メニューを見ると、ひつまぶしと鰻重、オリジナルのやなまぶし丼があるらしい。

さてどうしようか。

ひつまぶしは、焦がしネギ、大葉の2種類あるようだ。魅力的だ。

王道の鰻重も捨てがたい。

やなまぶし丼は、長ネギとわさびをタレに混ぜて食べるおすすめメニューらしい。

 

迷っているうちに1時間が過ぎ、ようやく席に案内された。

 

思えば鰻など食べたことのない人生だった。

よし、ここは王道の味、鰻重を堪能したい。
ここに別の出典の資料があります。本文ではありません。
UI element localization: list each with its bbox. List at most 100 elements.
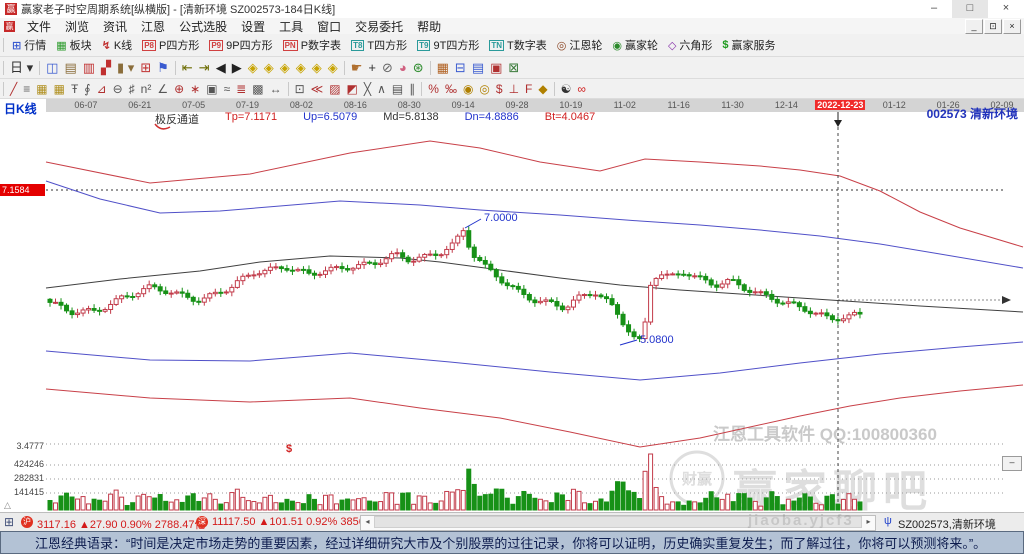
menu-item-4[interactable]: 公式选股 [172, 18, 234, 35]
shade-tool-icon[interactable]: ▨ [326, 83, 343, 95]
menu-item-7[interactable]: 窗口 [310, 18, 348, 35]
quote-list-icon[interactable]: ▤ [61, 61, 79, 74]
zoom-diamond-3-icon[interactable]: ◈ [277, 61, 293, 74]
hatch-tool-icon[interactable]: ≡ [20, 83, 33, 95]
vlines-tool-icon[interactable]: ∥ [406, 83, 418, 95]
kline-button[interactable]: ↯K线 [97, 37, 138, 53]
rays-tool-icon[interactable]: ≪ [308, 83, 327, 95]
menu-item-1[interactable]: 浏览 [58, 18, 96, 35]
notes-button-icon[interactable]: ▤ [469, 61, 487, 74]
next-bar-button-icon[interactable]: ▶ [229, 61, 245, 74]
angle-tool-icon[interactable]: ∠ [154, 83, 171, 95]
t-square-button[interactable]: T8T四方形 [346, 37, 412, 53]
gann-square-9-tool-icon[interactable]: ▦ [33, 83, 50, 95]
menu-item-8[interactable]: 交易委托 [348, 18, 410, 35]
menu-item-9[interactable]: 帮助 [410, 18, 448, 35]
cross-tool-icon[interactable]: ╳ [361, 83, 374, 95]
minimize-button[interactable]: – [916, 0, 952, 18]
winner-wheel-button[interactable]: ◉赢家轮 [607, 37, 663, 53]
gold-diamond-tool-icon[interactable]: ◆ [535, 83, 550, 95]
last-bar-button-icon[interactable]: ⇥ [196, 61, 213, 74]
period-day-selector-icon[interactable]: 日 ▾ [7, 61, 36, 74]
p9-square-button[interactable]: P99P四方形 [204, 37, 277, 53]
sectors-button[interactable]: ▦板块 [51, 37, 96, 53]
kline-style2-icon[interactable]: ▞ [98, 61, 114, 74]
scroll-right-button[interactable]: ▸ [862, 516, 875, 528]
time-divider-tool-icon[interactable]: Ŧ [68, 83, 81, 95]
menu-item-3[interactable]: 江恩 [134, 18, 172, 35]
zoom-diamond-5-icon[interactable]: ◈ [309, 61, 325, 74]
kline-chart-canvas[interactable]: 江恩工具软件 QQ:100800360财赢赢家聊吧7.00005.0800$ [0, 98, 1024, 512]
band-tool-icon[interactable]: ≣ [233, 83, 249, 95]
mdi-minimize-button[interactable]: _ [965, 19, 983, 34]
t9-square-button[interactable]: T99T四方形 [412, 37, 484, 53]
maximize-button[interactable]: □ [952, 0, 988, 18]
candle-type-selector-icon[interactable]: ▮ ▾ [114, 61, 137, 74]
scroll-left-button[interactable]: ◂ [361, 516, 374, 528]
scrollbar-thumb[interactable] [374, 516, 862, 528]
close-button[interactable]: × [988, 0, 1024, 18]
golden-ring-tool-icon[interactable]: ◎ [476, 83, 492, 95]
corner-tool-icon[interactable]: ◩ [344, 83, 361, 95]
zoom-diamond-2-icon[interactable]: ◈ [261, 61, 277, 74]
winner-service-button[interactable]: $赢家服务 [717, 37, 780, 53]
save-button-icon[interactable]: ▣ [487, 61, 505, 74]
n-square-tool-icon[interactable]: n² [138, 83, 155, 95]
infinity-button-icon[interactable]: ∞ [574, 83, 589, 95]
flag-icon[interactable]: ⚑ [154, 61, 172, 74]
export-button-icon[interactable]: ⊠ [505, 61, 522, 74]
triangle-measure-tool-icon[interactable]: ⊿ [94, 83, 110, 95]
frame-tool-icon[interactable]: ⊡ [292, 83, 308, 95]
percent-tool-icon[interactable]: % [425, 83, 442, 95]
horizontal-scrollbar[interactable]: ◂ ▸ [360, 515, 876, 531]
hlines-tool-icon[interactable]: ▤ [389, 83, 406, 95]
gann-target-tool-icon[interactable]: ⊕ [171, 83, 187, 95]
crosshair-tool-button-icon[interactable]: + [365, 61, 379, 74]
support-tool-icon[interactable]: ⊥ [506, 83, 522, 95]
calculator-button-icon[interactable]: ⊟ [452, 61, 469, 74]
stamp-tool-button-icon[interactable]: ◕ [396, 61, 410, 74]
mdi-restore-button[interactable]: ⊡ [984, 19, 1002, 34]
permille-tool-icon[interactable]: ‰ [442, 83, 460, 95]
p-table-button[interactable]: PNP数字表 [278, 37, 346, 53]
zoom-diamond-6-icon[interactable]: ◈ [325, 61, 341, 74]
menu-item-6[interactable]: 工具 [272, 18, 310, 35]
select-tool-button-icon[interactable]: ⊘ [379, 61, 396, 74]
ellipse-tool-icon[interactable]: ⊖ [110, 83, 126, 95]
volume-pane-collapse-button[interactable]: – [1002, 456, 1022, 471]
p-square-button[interactable]: P8P四方形 [137, 37, 204, 53]
menu-item-0[interactable]: 文件 [20, 18, 58, 35]
golden-circle-tool-icon[interactable]: ◉ [460, 83, 476, 95]
wave-tool-icon[interactable]: ≈ [221, 83, 234, 95]
eraser-tool-button-icon[interactable]: ⊛ [410, 61, 427, 74]
price-mark-tool-icon[interactable]: $ [493, 83, 506, 95]
first-bar-button-icon[interactable]: ⇤ [179, 61, 196, 74]
taiji-button-icon[interactable]: ☯ [558, 83, 575, 95]
quotes-button[interactable]: ⊞行情 [7, 37, 51, 53]
spiral-tool-icon[interactable]: ∮ [81, 83, 93, 95]
mdi-close-button[interactable]: × [1003, 19, 1021, 34]
kline-style-icon[interactable]: ▥ [80, 61, 98, 74]
menu-item-2[interactable]: 资讯 [96, 18, 134, 35]
box-tool-icon[interactable]: ▣ [203, 83, 220, 95]
pen-tool-icon[interactable]: ╱ [7, 83, 20, 95]
hexagon-button[interactable]: ◇六角形 [663, 37, 717, 53]
quote-grid-icon[interactable]: ⊞ [4, 515, 14, 529]
prev-bar-button-icon[interactable]: ◀ [213, 61, 229, 74]
calendar-button-icon[interactable]: ▦ [434, 61, 452, 74]
hand-tool-button-icon[interactable]: ☛ [348, 61, 366, 74]
gann-wheel-button[interactable]: ◎江恩轮 [552, 37, 608, 53]
width-tool-icon[interactable]: ↔ [267, 83, 285, 95]
chart-window-icon[interactable]: ◫ [43, 61, 61, 74]
menu-item-5[interactable]: 设置 [234, 18, 272, 35]
comb-lines-tool-icon[interactable]: ♯ [126, 83, 138, 95]
mesh-tool-icon[interactable]: ▩ [249, 83, 266, 95]
grid-window-icon[interactable]: ⊞ [137, 61, 154, 74]
star-tool-icon[interactable]: ∗ [187, 83, 203, 95]
fibonacci-tool-icon[interactable]: F [522, 83, 535, 95]
gann-square-144-tool-icon[interactable]: ▦ [51, 83, 68, 95]
zoom-diamond-1-icon[interactable]: ◈ [245, 61, 261, 74]
zoom-diamond-4-icon[interactable]: ◈ [293, 61, 309, 74]
t-table-button[interactable]: TNT数字表 [484, 37, 551, 53]
zigzag-tool-icon[interactable]: ∧ [374, 83, 389, 95]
決定だ。

 

運ばれてきたおぼんには、鰻重の他にも、きのこと小松菜の2種類の小鉢、お吸い物も乗っている。

まずはメインから。

重箱の蓋を開けるや否や、思わず唾を呑んでしまう。

タレの焦げた香ばしい香り。

照り輝く鰻が2等分され、贅沢に白米の上に寝そべっている。

見るからに分厚い…。

 

迫力満点さに圧倒され、遠慮がちに鰻の左端に箸を入れる。

サクッ フワッ

この鰻、下に敷き詰められた白米と同じくらい厚い。

もはや白米が申し訳なさそうだ。

 

少し大きめの一口分をとり、一気に口に運ぶ。

炭火で焼かれた鰻の表面がパリパリと鳴る。

それでいて、中の身はふっくらジューシーな味わい。

後から鼻に抜けるのは、タレだけではなくしっかりした鰻の旨味のある香り。

 

はぁ…美味しい…

たった一口で、えも言えぬ幸せ。

 

卓上の「当店特製わさびのたれ」をつける。

ご飯が進む甘辛いたれの中に、わさびが爽やかな風を吹かす。

一般的な鰻の調味料である山椒の粉も試したが、断然わさびが食欲をそそる。

このたれ、家でも使いたいなぁ。

 

あっと言う間に完食。

初めてのうなぎ体験。

豪雨に感謝した旅の初日でした。